De novo gene “birth” is one potential origin for these sORFs. This type of gene inception results in an entirely novel (typically short) sequence, independent of any duplication events. A lack of conservation between species means that these sequences are often mistakenly labelled as non-coding and subsequently excluded from relevant studies.
In this study, the team of scientists from Ireland and Greece chose to study de novo gene birth and the origins of microproteins to further our understanding of human evolution.
Figure 1: Graphical abstract describing the study. The figure describes the comparisons made between humans and other primates in order to understand evolution. Taken from Vakirlis et al, 2022.
The team analysed data from a large, recently published dataset of human sORFs to determine the evolutionary timing and mode of their origins. This was achieved by analysing the genomes of humans and 99 other vertebrate species, including other primates, to create a phylogenetic tree for each sORF. Following this, an ancestral reconstruction was performed to determine the earliest common ancestor in which each sORF was found. If an ancestor lacking the sORF was immediately followed by descendants carrying an “intact” version, then the sORF was deemed to have arisen via de novo gene birth.

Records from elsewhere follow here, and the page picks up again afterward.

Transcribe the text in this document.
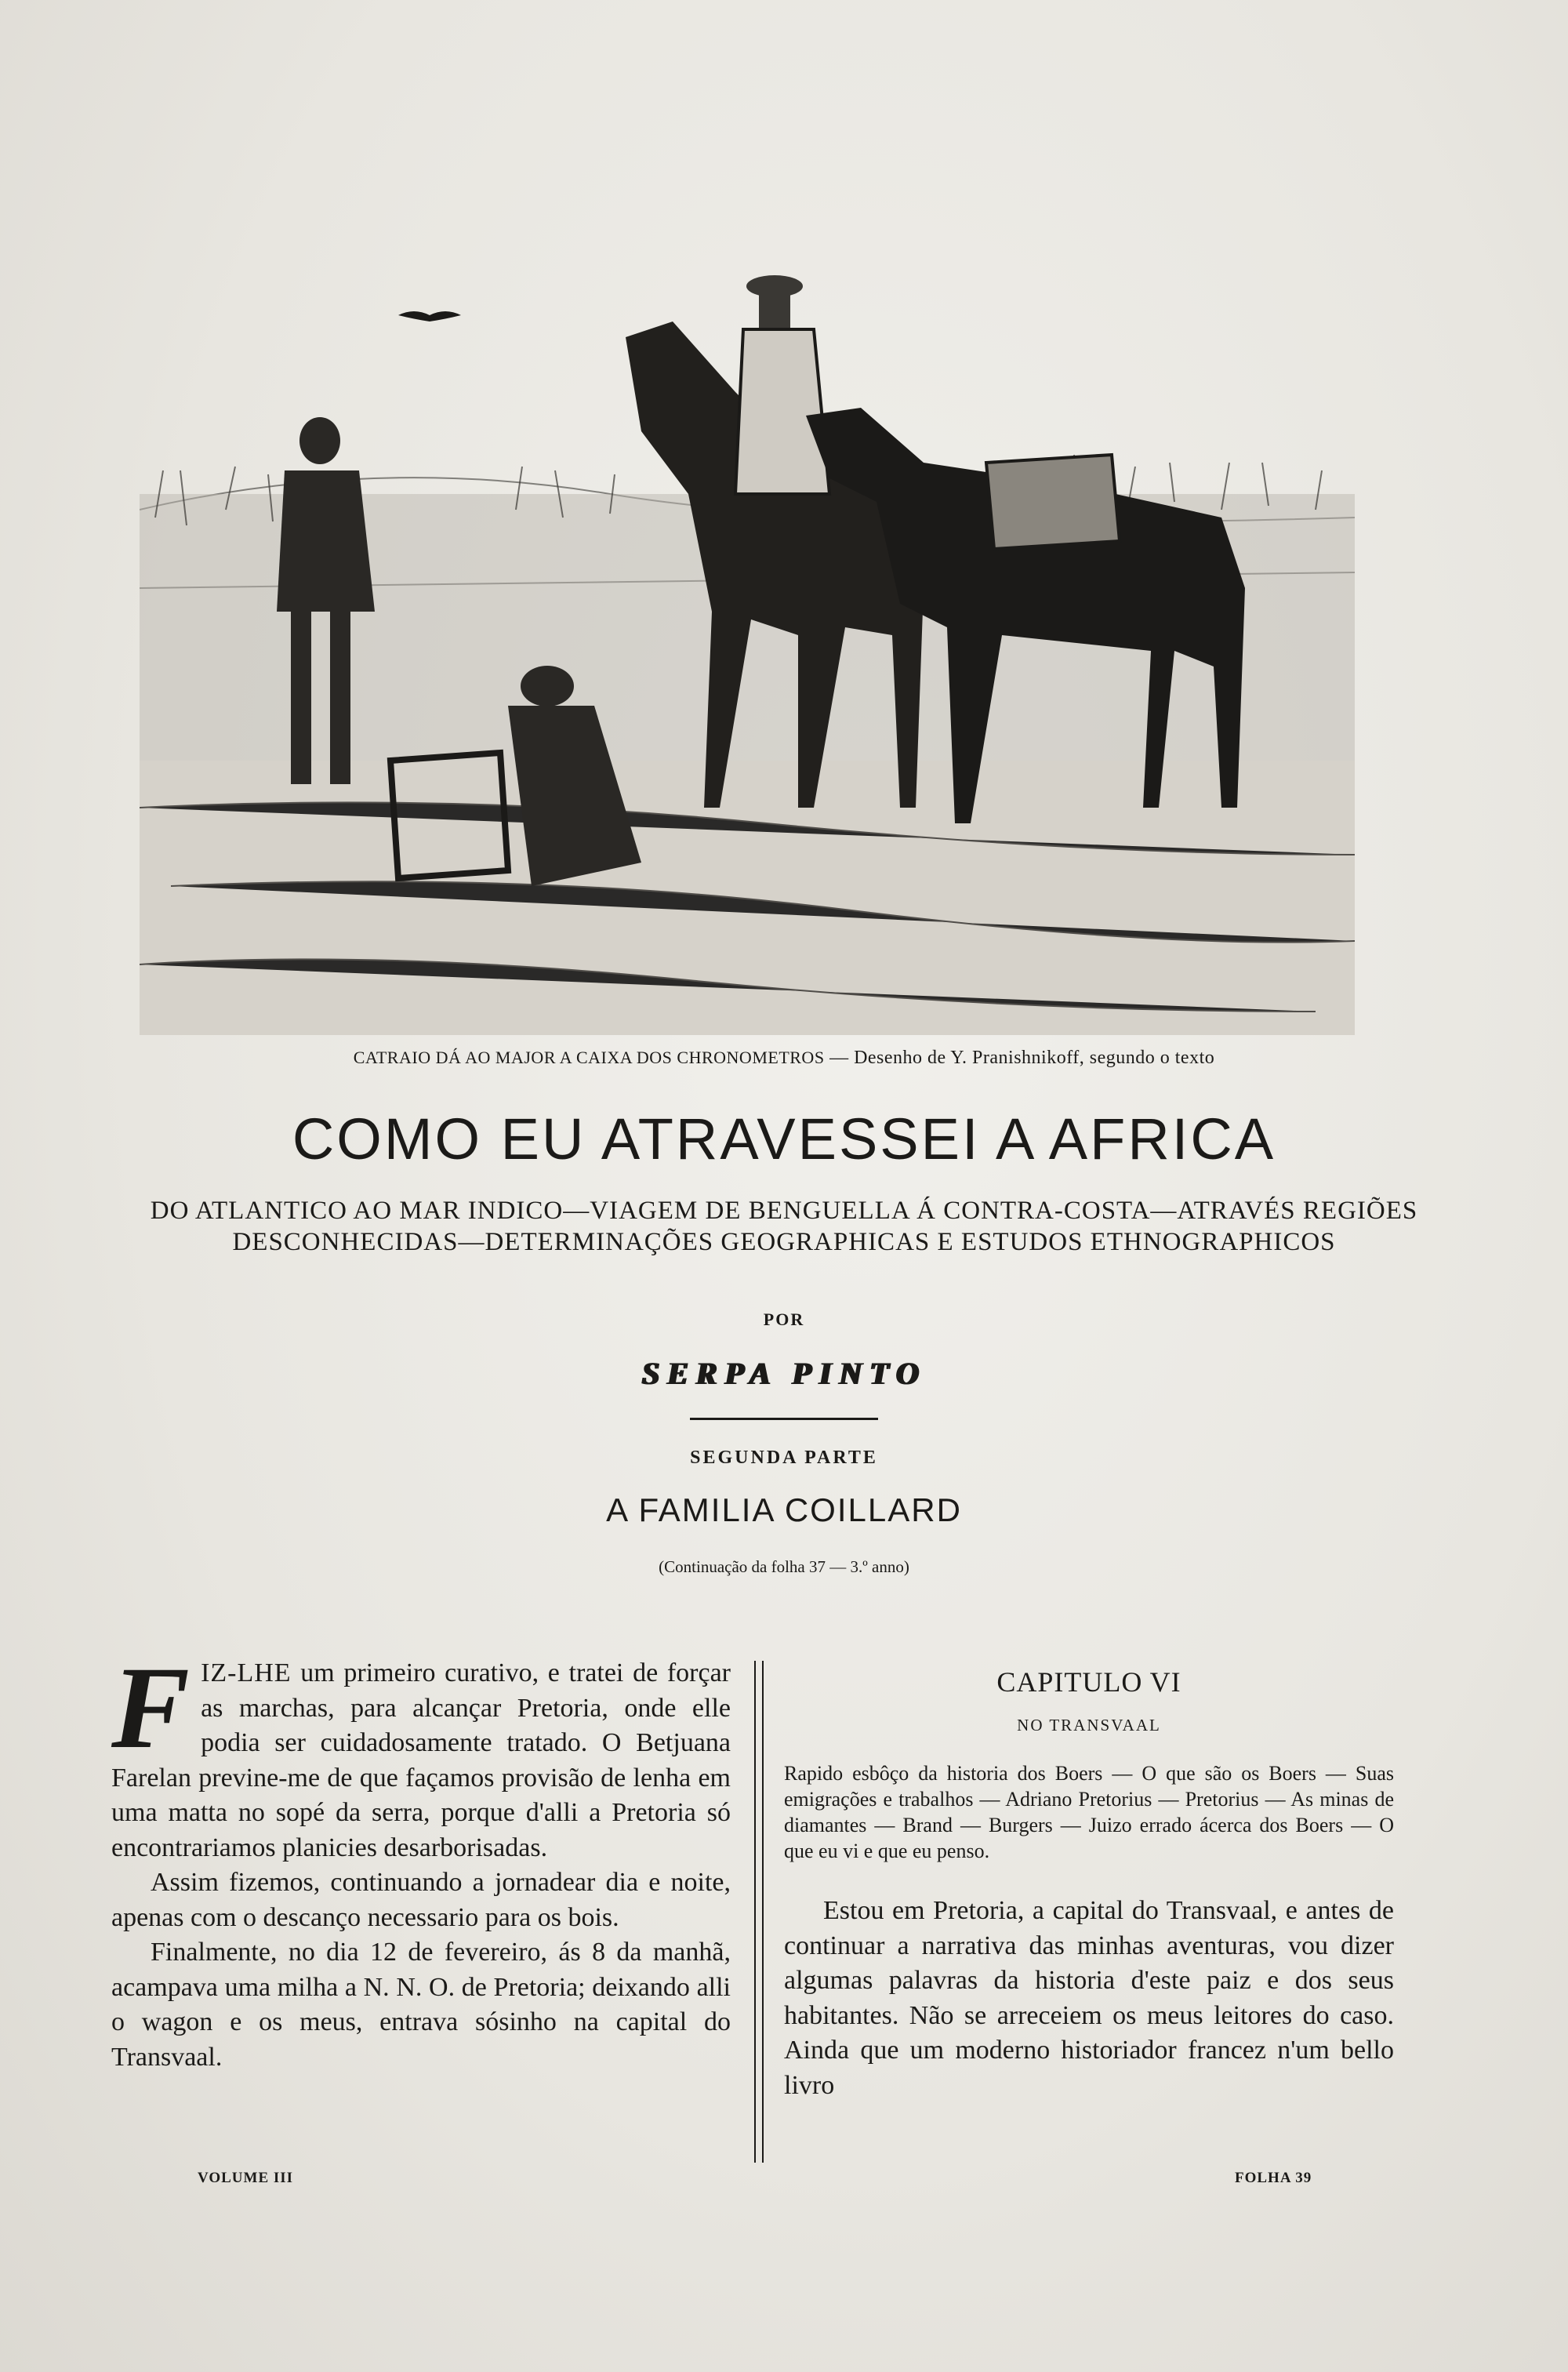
CATRAIO DÁ AO MAJOR A CAIXA DOS CHRONOMETROS — Desenho de Y. Pranishnikoff, segundo o texto
COMO EU ATRAVESSEI A AFRICA
DO ATLANTICO AO MAR INDICO—VIAGEM DE BENGUELLA Á CONTRA-COSTA—ATRAVÉS REGIÕES
DESCONHECIDAS—DETERMINAÇÕES GEOGRAPHICAS E ESTUDOS ETHNOGRAPHICOS
POR
SERPA PINTO
SEGUNDA PARTE
A FAMILIA COILLARD
(Continuação da folha 37 — 3.º anno)

FIZ-LHE um primeiro curativo, e tratei de forçar as marchas, para alcançar Pretoria, onde elle podia ser cuidadosamente tratado. O Betjuana Farelan previne-me de que façamos provisão de lenha em uma matta no sopé da serra, porque d'alli a Pretoria só encontrariamos planicies desarborisadas.

Assim fizemos, continuando a jornadear dia e noite, apenas com o descanço necessario para os bois.

Finalmente, no dia 12 de fevereiro, ás 8 da manhã, acampava uma milha a N. N. O. de Pretoria; deixando alli o wagon e os meus, entrava sósinho na capital do Transvaal.

CAPITULO VI
NO TRANSVAAL

Rapido esbôço da historia dos Boers — O que são os Boers — Suas emigrações e trabalhos — Adriano Pretorius — Pretorius — As minas de diamantes — Brand — Burgers — Juizo errado ácerca dos Boers — O que eu vi e que eu penso.

Estou em Pretoria, a capital do Transvaal, e antes de continuar a narrativa das minhas aventuras, vou dizer algumas palavras da historia d'este paiz e dos seus habitantes. Não se arreceiem os meus leitores do caso. Ainda que um moderno historiador francez n'um bello livro

VOLUME III	FOLHA 39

155 sORFs were identified as having originated in this manner. Of these, 12 biologically significant sORFs were found to have developed after the evolution of primates. Two of these evolutionary events occurred only after the split of humans and chimpanzees from their common ancestor 7 million years ago. Many of the microproteins encoded by these sORFs were deemed to have significant functional effects, including in cell growth and disease. Whilst these functions have developed over millions of years, this is still a relatively short time frame in evolutionary terms – proving that biological function can arise quickly.
An evolving field
The continuing genetic changes demonstrated in this study prove that humans, and indeed other species, continue to evolve at a significant rate – even if we don’t notice this in our day-to-day lives. Although the work provides great insight into the topic, many questions remain. Namely, why do some microproteins develop functional significance so quickly compared to others, and what exactly are the mechanisms underlying these functions. These questions may be difficult to answer, as the lack of conservation between other species makes it harder to study these genes. The team are keen to stress that there are many more secrets to reveal; as author Aoife McLysaght stated, there is “a lot more functionally relevant stuff hidden in the human genome.”